I don’t need no stinkin’ story

Filed under: Games and Learning

Actually I do. Since I began thinking about games from the standpoint of a researcher, I’ve heard countless times about the controversy between gameplay (the rule systems that govern gameplay) and narrative. Constance writes in “Why Game (Culture) Studies Now? that “core scholars on both sides acknowledge that the debate is an unfortunate red herring (Aarseth and Jenkins).” So, as just a noob in this field, I did find the idea that narrative wasn’t important to a game playing experience a bit, well, silly. Sure, there are games out there that don’t need a narrative for the gameplay. We can use Tetris as an example, although a game sold during the Cold War as the “Soviet Mind Game,” with an onion-topped palace on the cover might just begin some sort of narrative in the user’s mind. And as much lore as there exists in WoW, I really don’t find myself thinking about it often, and not everyone playing WoW played the previous War Craft games.

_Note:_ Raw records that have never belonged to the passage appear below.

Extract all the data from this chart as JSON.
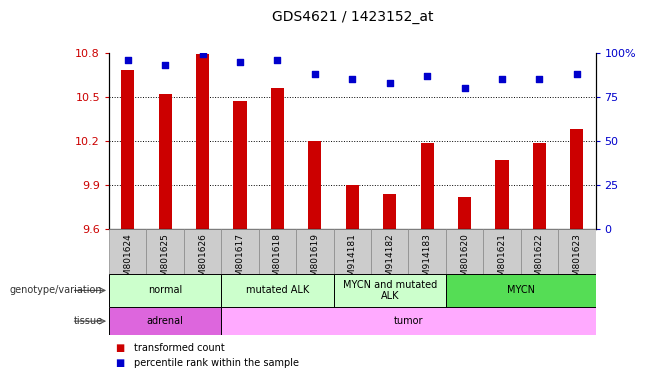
{
  "title": "GDS4621 / 1423152_at",
  "samples": [
    "GSM801624",
    "GSM801625",
    "GSM801626",
    "GSM801617",
    "GSM801618",
    "GSM801619",
    "GSM914181",
    "GSM914182",
    "GSM914183",
    "GSM801620",
    "GSM801621",
    "GSM801622",
    "GSM801623"
  ],
  "transformed_count": [
    10.68,
    10.52,
    10.79,
    10.47,
    10.56,
    10.2,
    9.9,
    9.84,
    10.19,
    9.82,
    10.07,
    10.19,
    10.28
  ],
  "percentile_rank": [
    96,
    93,
    99,
    95,
    96,
    88,
    85,
    83,
    87,
    80,
    85,
    85,
    88
  ],
  "ylim_left": [
    9.6,
    10.8
  ],
  "ylim_right": [
    0,
    100
  ],
  "yticks_left": [
    9.6,
    9.9,
    10.2,
    10.5,
    10.8
  ],
  "yticks_right": [
    0,
    25,
    50,
    75,
    100
  ],
  "bar_color": "#cc0000",
  "dot_color": "#0000cc",
  "bar_width": 0.35,
  "genotype_groups": [
    {
      "label": "normal",
      "start": 0,
      "end": 3,
      "color": "#ccffcc"
    },
    {
      "label": "mutated ALK",
      "start": 3,
      "end": 6,
      "color": "#ccffcc"
    },
    {
      "label": "MYCN and mutated\nALK",
      "start": 6,
      "end": 9,
      "color": "#ccffcc"
    },
    {
      "label": "MYCN",
      "start": 9,
      "end": 13,
      "color": "#55dd55"
    }
  ],
  "tissue_groups": [
    {
      "label": "adrenal",
      "start": 0,
      "end": 3,
      "color": "#dd66dd"
    },
    {
      "label": "tumor",
      "start": 3,
      "end": 13,
      "color": "#ffaaff"
    }
  ],
  "tick_bg_color": "#cccccc",
  "tick_border_color": "#888888",
  "legend_items": [
    {
      "label": "transformed count",
      "color": "#cc0000"
    },
    {
      "label": "percentile rank within the sample",
      "color": "#0000cc"
    }
  ],
  "left_label_color": "#333333",
  "left_arrow_color": "#555555"
}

For me, I’m often drawn to games that have a narrative–KOTOR, HALO, Homeworld (anyone remember Battlezone-not the arcade version?). But my question is for those who play games that don’t include a narrative. Do you construct a narrative as you play–one of your own creation. For example, my wife is not a gamer, in the stereotypical sense, but she really loves computer Solitaire. We got to talking about why I like certain games over others and my fondness for narrative, how I’ll progress through a game motivated by the desire to see more of the narrative. I like plot. I was suprised when she told me that when she plays Solitaire she oftens has a narrative running through her head: She’s stuck in Las Vegas without enough money to fix her car or get home by some other means, so she takes what she has to the casino and gambles in hopes of raising enough cash. Amazing! I thought. I don’t think I would play the game like that. I’d simply want to achieve a better and better score and get pleasure from solving the puzzle.

So my question is how many people play plotless games in this manner? Is narrative more important than is thought? (if this is actually a controversy)

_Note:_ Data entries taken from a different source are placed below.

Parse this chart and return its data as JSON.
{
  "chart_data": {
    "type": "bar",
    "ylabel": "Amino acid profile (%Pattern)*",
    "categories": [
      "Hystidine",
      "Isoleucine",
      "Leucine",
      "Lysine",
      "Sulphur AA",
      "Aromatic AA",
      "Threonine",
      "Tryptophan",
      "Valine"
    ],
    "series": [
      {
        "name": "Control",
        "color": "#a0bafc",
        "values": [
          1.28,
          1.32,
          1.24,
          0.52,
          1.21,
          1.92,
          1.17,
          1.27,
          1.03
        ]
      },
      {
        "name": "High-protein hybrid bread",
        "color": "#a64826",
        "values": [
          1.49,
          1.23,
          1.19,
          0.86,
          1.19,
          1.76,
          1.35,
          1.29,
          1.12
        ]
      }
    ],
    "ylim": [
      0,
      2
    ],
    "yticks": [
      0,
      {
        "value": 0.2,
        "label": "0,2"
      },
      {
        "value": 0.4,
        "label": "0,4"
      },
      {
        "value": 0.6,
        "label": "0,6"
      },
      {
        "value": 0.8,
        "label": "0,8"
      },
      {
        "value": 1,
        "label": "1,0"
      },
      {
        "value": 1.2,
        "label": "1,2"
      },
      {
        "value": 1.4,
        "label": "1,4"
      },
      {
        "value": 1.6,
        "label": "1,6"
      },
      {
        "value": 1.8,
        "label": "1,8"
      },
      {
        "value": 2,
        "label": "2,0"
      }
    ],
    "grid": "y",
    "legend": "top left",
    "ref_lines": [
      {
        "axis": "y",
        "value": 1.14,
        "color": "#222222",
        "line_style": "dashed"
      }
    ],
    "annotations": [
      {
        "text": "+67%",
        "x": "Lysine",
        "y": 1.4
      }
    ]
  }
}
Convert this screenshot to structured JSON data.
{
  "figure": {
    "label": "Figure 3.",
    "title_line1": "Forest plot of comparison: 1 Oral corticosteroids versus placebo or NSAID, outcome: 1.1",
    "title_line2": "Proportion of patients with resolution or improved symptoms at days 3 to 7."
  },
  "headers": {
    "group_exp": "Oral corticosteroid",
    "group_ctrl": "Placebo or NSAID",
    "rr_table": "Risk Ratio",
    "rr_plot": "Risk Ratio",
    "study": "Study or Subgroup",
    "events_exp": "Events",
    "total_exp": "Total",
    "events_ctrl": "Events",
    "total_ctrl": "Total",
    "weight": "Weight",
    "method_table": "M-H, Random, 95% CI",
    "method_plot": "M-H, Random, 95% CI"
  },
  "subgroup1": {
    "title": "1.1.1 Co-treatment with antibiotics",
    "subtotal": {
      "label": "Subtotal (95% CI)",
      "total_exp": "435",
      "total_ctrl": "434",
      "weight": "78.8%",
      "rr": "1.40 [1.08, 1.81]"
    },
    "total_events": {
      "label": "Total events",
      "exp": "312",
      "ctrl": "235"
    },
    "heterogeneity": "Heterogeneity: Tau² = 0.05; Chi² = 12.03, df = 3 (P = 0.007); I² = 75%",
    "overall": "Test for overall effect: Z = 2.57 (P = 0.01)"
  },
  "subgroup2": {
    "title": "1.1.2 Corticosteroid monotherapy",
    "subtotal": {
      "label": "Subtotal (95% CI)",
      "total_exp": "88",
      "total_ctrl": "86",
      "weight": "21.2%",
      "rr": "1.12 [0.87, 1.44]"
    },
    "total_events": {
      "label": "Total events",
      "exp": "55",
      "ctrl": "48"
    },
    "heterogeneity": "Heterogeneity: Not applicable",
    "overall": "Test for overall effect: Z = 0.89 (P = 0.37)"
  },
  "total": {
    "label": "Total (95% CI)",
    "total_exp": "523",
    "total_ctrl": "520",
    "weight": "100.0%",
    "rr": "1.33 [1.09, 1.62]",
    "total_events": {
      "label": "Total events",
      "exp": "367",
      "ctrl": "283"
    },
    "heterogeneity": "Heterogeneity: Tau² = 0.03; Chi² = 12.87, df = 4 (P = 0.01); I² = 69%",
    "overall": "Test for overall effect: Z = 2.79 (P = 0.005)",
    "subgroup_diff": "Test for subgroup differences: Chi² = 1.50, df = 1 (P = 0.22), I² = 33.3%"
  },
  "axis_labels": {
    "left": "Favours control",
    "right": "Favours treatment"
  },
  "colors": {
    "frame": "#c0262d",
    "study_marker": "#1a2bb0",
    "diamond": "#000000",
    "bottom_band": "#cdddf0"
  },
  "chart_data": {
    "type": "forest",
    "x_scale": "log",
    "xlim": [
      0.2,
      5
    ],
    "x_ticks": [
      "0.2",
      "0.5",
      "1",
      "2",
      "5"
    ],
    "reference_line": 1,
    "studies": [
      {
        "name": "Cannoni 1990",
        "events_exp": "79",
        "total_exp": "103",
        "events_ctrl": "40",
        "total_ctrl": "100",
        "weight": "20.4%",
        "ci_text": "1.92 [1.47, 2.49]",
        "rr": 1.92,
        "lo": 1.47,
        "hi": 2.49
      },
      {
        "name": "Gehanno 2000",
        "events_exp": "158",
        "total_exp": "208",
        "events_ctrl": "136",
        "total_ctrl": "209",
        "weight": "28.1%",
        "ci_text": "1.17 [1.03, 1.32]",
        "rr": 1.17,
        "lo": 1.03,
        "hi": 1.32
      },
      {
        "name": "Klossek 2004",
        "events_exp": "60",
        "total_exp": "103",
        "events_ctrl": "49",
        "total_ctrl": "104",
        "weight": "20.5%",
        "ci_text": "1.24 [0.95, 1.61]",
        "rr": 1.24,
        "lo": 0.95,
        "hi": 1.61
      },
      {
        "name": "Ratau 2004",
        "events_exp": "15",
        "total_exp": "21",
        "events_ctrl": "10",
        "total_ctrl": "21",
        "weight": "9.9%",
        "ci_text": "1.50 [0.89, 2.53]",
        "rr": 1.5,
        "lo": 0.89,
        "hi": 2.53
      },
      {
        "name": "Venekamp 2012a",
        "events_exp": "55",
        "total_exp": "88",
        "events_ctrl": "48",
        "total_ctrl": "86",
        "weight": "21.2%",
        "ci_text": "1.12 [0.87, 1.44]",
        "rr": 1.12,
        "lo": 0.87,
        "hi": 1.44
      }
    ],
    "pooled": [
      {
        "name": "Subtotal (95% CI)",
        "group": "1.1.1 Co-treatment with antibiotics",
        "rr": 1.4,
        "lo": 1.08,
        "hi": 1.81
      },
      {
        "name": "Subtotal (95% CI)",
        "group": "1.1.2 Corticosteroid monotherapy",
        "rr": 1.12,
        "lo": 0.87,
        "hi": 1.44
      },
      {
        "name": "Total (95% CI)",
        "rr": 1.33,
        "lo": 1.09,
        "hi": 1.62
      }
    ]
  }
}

The reason this interests me is how it seems that finding meaning in activities such as school learning, in the case of my discipline, Composition, helps students see purpose in what they do in school. Why write research paper for first-year comp? Isn’t that just an exercise in me finding sources and reporting what I’ve learned to the teacher? What my students are lacking in FYC is a context which initiates the assignment and motivates the process of writing. I thought, in the past, that using service-learning would give my students a real-world context in which to act. They worked with “live” people, face-to-face. They were doing auto/ethnography rather than library research. And I’ve begun using blogging as an assignment with the same thinking–writing in the real-world. I don’t have the capacity in the writing classroom to simulate for my students writing in the community of psychologists, sociologists, chemists, or computer scientists, and this is what I feel is missing from a research paper assignment. My students don’t seem to see writing as conversation within a given field. They don’t have a context to put knowledge in action.

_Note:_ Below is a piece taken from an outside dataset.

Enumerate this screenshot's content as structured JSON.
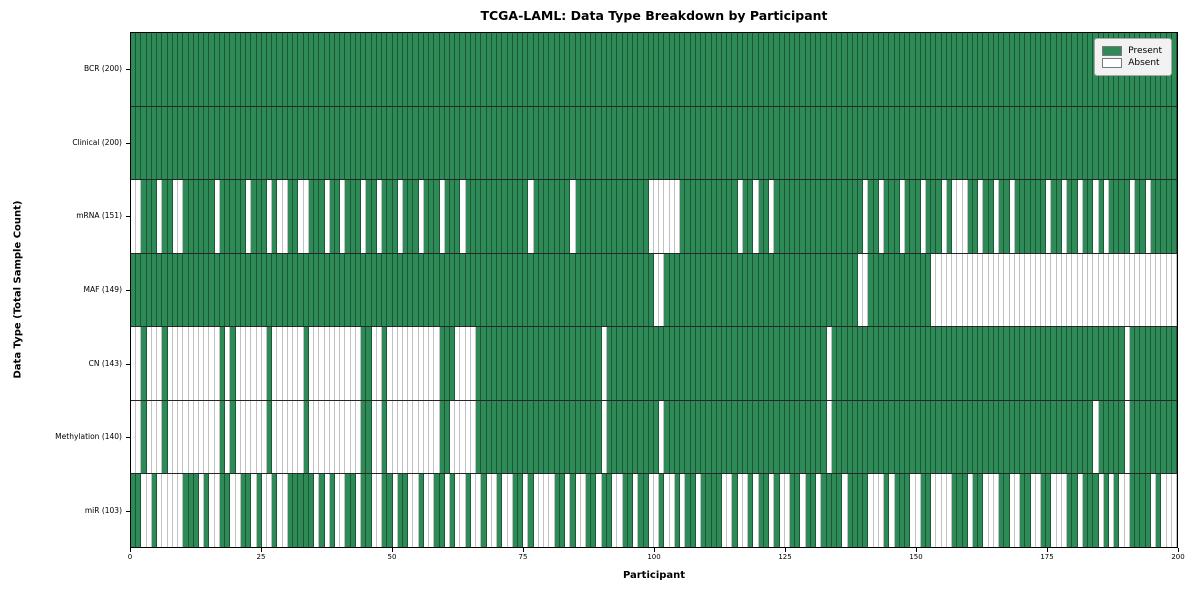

When I play thru Homeworld I become immersed in that universe and feel a connection to my people, the Higarans. It’s up to me to learn the rules of the game in order to put that knowledge in action to protect my clan. I’m roleplaying in the game, just as I do when I write my graduate seminar papers. I pretend I’m in conversation with these scholars. So each semester I ask myself what can do to give my students a compelling context within which to write academic research papers. I guess it could be as easy as asking them to roleplay, but that doesn’t sound as interesting as being in a field or in a game.